Internal Bridging Engineering of NiOx/Me-4PACz via Selective Guanidine-based Hydrochlorides for Efficient and Stable Inverted Perovskite Solar Cells

Abstract

The introduction of self-assembled molecular layers (SAMs) has recently brought breakthroughs to inverted perovskite solar cells (PSCs). Among them, the NiOx/Me-4PACz hole transport layer (HTL) system exhibits remarkable potential for enhancing device performance. However, Me-4PACz suffers from inherent limitations, including uneven distribution, poor wettability with perovskite solution and limited stability. In this study, we introduce metformin hydrochloride (MFCl) and triaminoguanidine hydrochloride (TGCl) as internal molecular "bridges" between NiOx and Me-4PACz to address these issues.
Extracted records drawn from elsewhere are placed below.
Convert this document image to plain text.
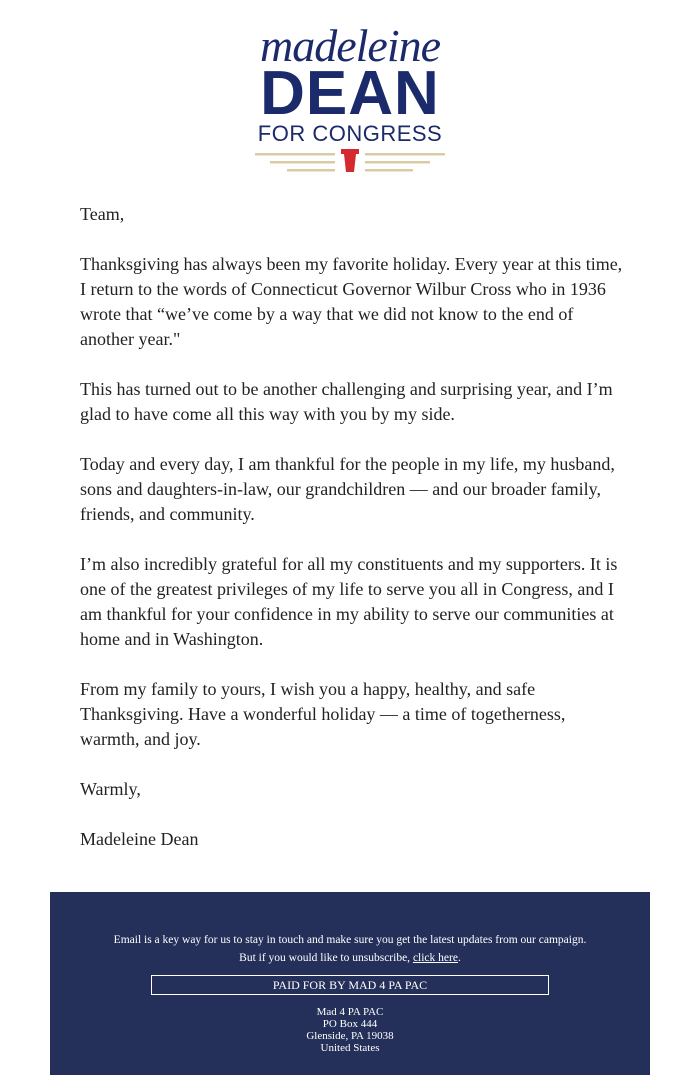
madeleine
DEAN
FOR CONGRESS

Team,

Thanksgiving has always been my favorite holiday. Every year at this time, I return to the words of Connecticut Governor Wilbur Cross who in 1936 wrote that “we’ve come by a way that we did not know to the end of another year."

This has turned out to be another challenging and surprising year, and I’m glad to have come all this way with you by my side.

Today and every day, I am thankful for the people in my life, my husband, sons and daughters-in-law, our grandchildren — and our broader family, friends, and community.

I’m also incredibly grateful for all my constituents and my supporters. It is one of the greatest privileges of my life to serve you all in Congress, and I am thankful for your confidence in my ability to serve our communities at home and in Washington.

From my family to yours, I wish you a happy, healthy, and safe Thanksgiving. Have a wonderful holiday — a time of togetherness, warmth, and joy.

Warmly,

Madeleine Dean

Email is a key way for us to stay in touch and make sure you get the latest updates from our campaign.
But if you would like to unsubscribe, click here.
PAID FOR BY MAD 4 PA PAC
Mad 4 PA PAC
PO Box 444
Glenside, PA 19038
United States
This strategy aims to enhance charge transport, strengthen the interfacial anchoring between NiOx and Me-4PACz, regulate the molecular organization of Me-4PACz, and optimize the buried interface. As a result, the crystallinity and quality of the perovskite layer are significantly improved, leading to enhanced device performance. The power conversion efficiency (PCE) of the modified device increases notably from 20.45% to 23.11% (MFCl) and 23.06% (TGCl), along with substantial improvements in operational stability.